Symptoms Of Congenital Heart Disease In Infants And Adults

Congenital heart disease is one of the commonest birth defect. It involves an abnormal development of heart structures when the fetus is in the womb. The structures that are involved in congenital heart disease can be the walls of the heart, its chambers, the valves or major vessels arising from the heart.

The overall incidence of congenital heart disease (CHD) is 1 per 100 live births. Its prevalence is high in a premature baby. Other factors that are known to increase the chances of congenital heart defect are; an infant born to a poorly controlled diabetic mother, mother having rubella infection during pregnancy.

The mortality rate is highest in first year of life as compared to several other birth defect conditions. There is 2% chance of recurrence in the next child if the first child is suffering from congenital heart disease. Most cases of congenital heart disease can be treated surgically with a good outcome. In few cases there is no need for any treatment and people with such anomaly may live a healthy life.

Symptoms Of Congenital Heart Disease

Congenital heart disease can be diagnosed at any stage of life. It can be diagnosed right after the birth, during childhood or during adulthood. In many cases the condition remains undetected since there are no presenting symptoms. Some of the common symptoms that can indicate congenital heart disease are:

Symptoms During Infancy

  • Child breathing rapidly.
  • Fast heart rate.
  • Cyanosis. Bluish discoloration of lips, tongue, nails and in some cases the skin.
  • Feeding difficulty.
  • Failure to thrive.
  • Excessive sweating.
  • Repeated lower respiratory tract infections.
  • Gets easily tired and breathless while playing games or doing mild exercise.

Symptoms During Adulthood

  • If the obstruction is severe as seen in severe aortic stenosis or pulmonary stenosis during adulthood, where it affects the cardiac output, patient may experience breathlessness while doing slightest work.
    He may get easily tired with mild exertion.
  • In some cases, the patient may have angina (heartache) on exertion or fainting spell. These patients are at a risk of sudden death.
  • Congenital heart disease may occasionally present with arrhythmias (irregular rhythm of heart).
  • Cerebral thrombosis or cerebral abscess is a common complication of congenital heart disease.

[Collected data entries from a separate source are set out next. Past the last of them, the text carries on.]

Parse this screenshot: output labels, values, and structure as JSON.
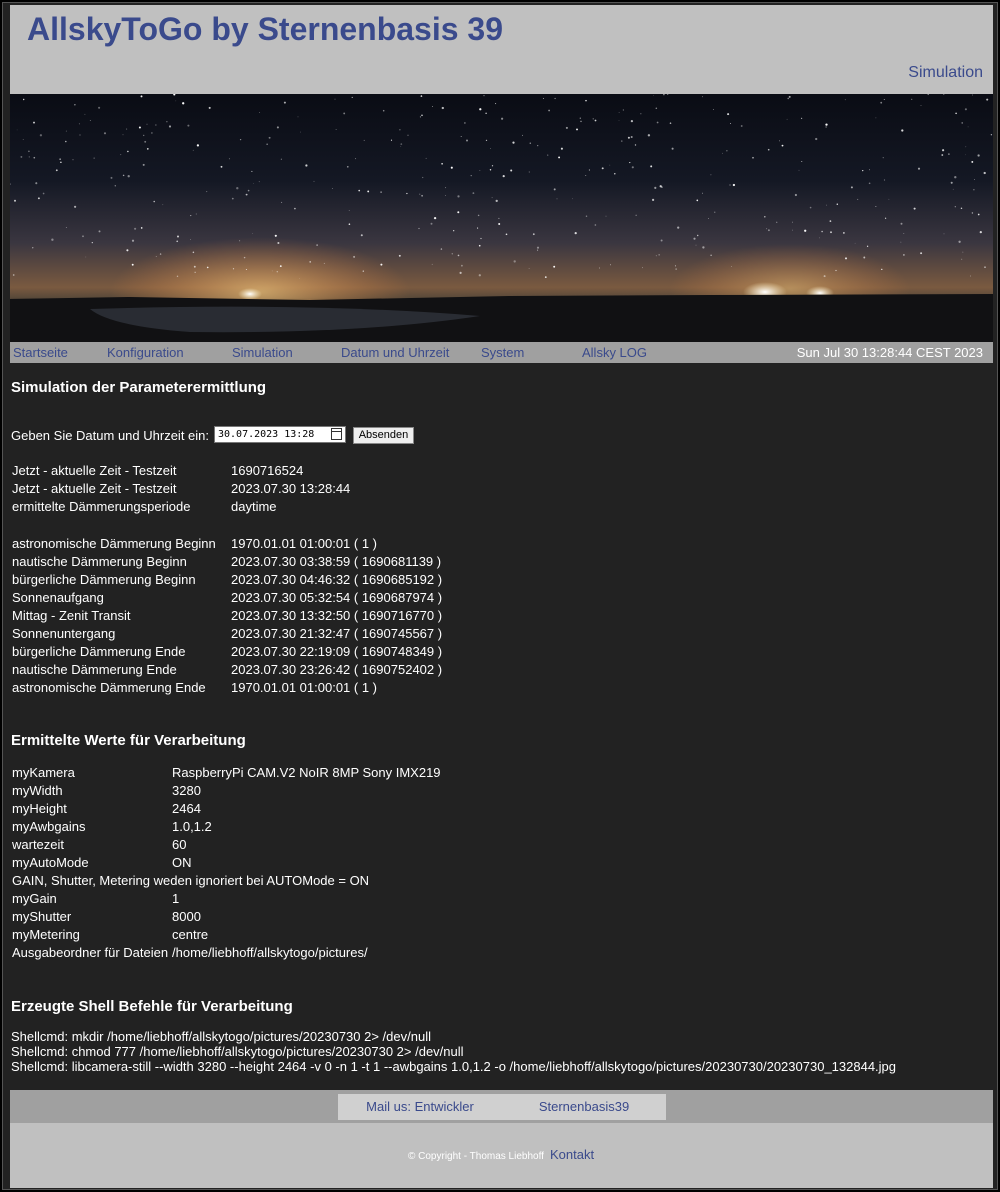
{
  "header": {
    "title": "AllskyToGo by Sternenbasis 39",
    "simulation_link": "Simulation"
  },
  "nav": {
    "items": [
      "Startseite",
      "Konfiguration",
      "Simulation",
      "Datum und Uhrzeit",
      "System",
      "Allsky LOG"
    ],
    "datetime": "Sun Jul 30 13:28:44 CEST 2023"
  },
  "sim": {
    "heading": "Simulation der Parameterermittlung",
    "input_label": "Geben Sie Datum und Uhrzeit ein:",
    "input_value": "30.07.2023 13:28",
    "submit_label": "Absenden",
    "rows_a": [
      [
        "Jetzt - aktuelle Zeit - Testzeit",
        "1690716524"
      ],
      [
        "Jetzt - aktuelle Zeit - Testzeit",
        "2023.07.30 13:28:44"
      ],
      [
        "ermittelte Dämmerungsperiode",
        "daytime"
      ]
    ],
    "rows_b": [
      [
        "astronomische Dämmerung Beginn",
        "1970.01.01 01:00:01 ( 1 )"
      ],
      [
        "nautische Dämmerung Beginn",
        "2023.07.30 03:38:59 ( 1690681139 )"
      ],
      [
        "bürgerliche Dämmerung Beginn",
        "2023.07.30 04:46:32 ( 1690685192 )"
      ],
      [
        "Sonnenaufgang",
        "2023.07.30 05:32:54 ( 1690687974 )"
      ],
      [
        "Mittag - Zenit Transit",
        "2023.07.30 13:32:50 ( 1690716770 )"
      ],
      [
        "Sonnenuntergang",
        "2023.07.30 21:32:47 ( 1690745567 )"
      ],
      [
        "bürgerliche Dämmerung Ende",
        "2023.07.30 22:19:09 ( 1690748349 )"
      ],
      [
        "nautische Dämmerung Ende",
        "2023.07.30 23:26:42 ( 1690752402 )"
      ],
      [
        "astronomische Dämmerung Ende",
        "1970.01.01 01:00:01 ( 1 )"
      ]
    ]
  },
  "values": {
    "heading": "Ermittelte Werte für Verarbeitung",
    "rows": [
      [
        "myKamera",
        "RaspberryPi CAM.V2 NoIR 8MP Sony IMX219"
      ],
      [
        "myWidth",
        "3280"
      ],
      [
        "myHeight",
        "2464"
      ],
      [
        "myAwbgains",
        "1.0,1.2"
      ],
      [
        "wartezeit",
        "60"
      ],
      [
        "myAutoMode",
        "ON"
      ],
      [
        "GAIN, Shutter, Metering weden ignoriert bei AUTOMode = ON",
        ""
      ],
      [
        "myGain",
        "1"
      ],
      [
        "myShutter",
        "8000"
      ],
      [
        "myMetering",
        "centre"
      ],
      [
        "Ausgabeordner für Dateien",
        "/home/liebhoff/allskytogo/pictures/"
      ]
    ]
  },
  "shell": {
    "heading": "Erzeugte Shell Befehle für Verarbeitung",
    "lines": [
      "Shellcmd: mkdir /home/liebhoff/allskytogo/pictures/20230730 2> /dev/null",
      "Shellcmd: chmod 777 /home/liebhoff/allskytogo/pictures/20230730 2> /dev/null",
      "Shellcmd: libcamera-still --width 3280 --height 2464 -v 0 -n 1 -t 1 --awbgains 1.0,1.2 -o /home/liebhoff/allskytogo/pictures/20230730/20230730_132844.jpg"
    ]
  },
  "footer": {
    "mail": "Mail us: Entwickler",
    "site": "Sternenbasis39",
    "copyright": "© Copyright - Thomas Liebhoff",
    "kontakt": "Kontakt"
  },
  "colors": {
    "link": "#3a4a8c",
    "page_bg": "#222222",
    "header_bg": "#c0c0c0",
    "nav_bg": "#a0a0a0"
  }
}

What Are The Causes Of Congenital Heart Defects?

The cause of congenital heart disease remains unknown in majority of cases. However, there are certain factors that are found to increase the risk of congenital disease. These include primary genetic factor (8%), environmental factors (2%).

1. Genetic factors:

Chromosomal abnormality:

  • Trisomy 21 (Down’s syndrome).
  • Trisomy 13 (Patau’s syndrome).
  • Trisomy 18(Edward’s syndrome).
  • Turner’s syndrome.

Single gene disorder:

  • Noonan syndrome.
  • Carpenter syndrome.

2. Environmental factors include:

  • Infection in mother during pregnancy such as Rubella virus (German measles), Coxsackie virus, toxoplasmosis, etc.
  • Uncontrolled diabetes in a pregnant mother.
  • Abuse of alcohol and drugs during pregnancy.
  • Taking certain medicines.

If one of the parents is suffering from congenital heart disease, the risk of their child suffering from congenital heart anomaly is high.

Most common congenital heart disease includes:

  • Aortic stenosis (AS) it is a heart valve defect.
  • Patent ductus arteriosus (PDA) accounts for 10% of congenital heart disease. It is slightly more common in female.
  • Mitral valve stenosis (MS) is a heart valve defect.
  • Atreoventricular canal defect (AVC).
  • Coarctation of aorta (CoA) is a defect in the aorta, main vessel arising from the heart ventricale which carries pure oxygenated blood.
  • Ventricular septal defect (VSD) is a defect in the wall between the atrium and ventricles.
  • Pulmonic stenosis (PS).

 Congenital Heart Disease Treatment

The treatment modality may depend on many factors. It depends on the type of congenital heart disease and how severe the symptoms are. If the symptoms are severe during the childhood, the anomaly has to be corrected with surgical procedure during childhood or infancy. However, if the symptoms of congenital heart disease are not severe during childhood, treatment can be postponed till the child becomes adult. However, regular checkup with cardiologist is always advisable.

To conclude, depending on the type of congenital heart disease, its severity of symptoms the cardiologists decides if the condition can be treated with medicines, cardiac catheterization or a corrective surgery.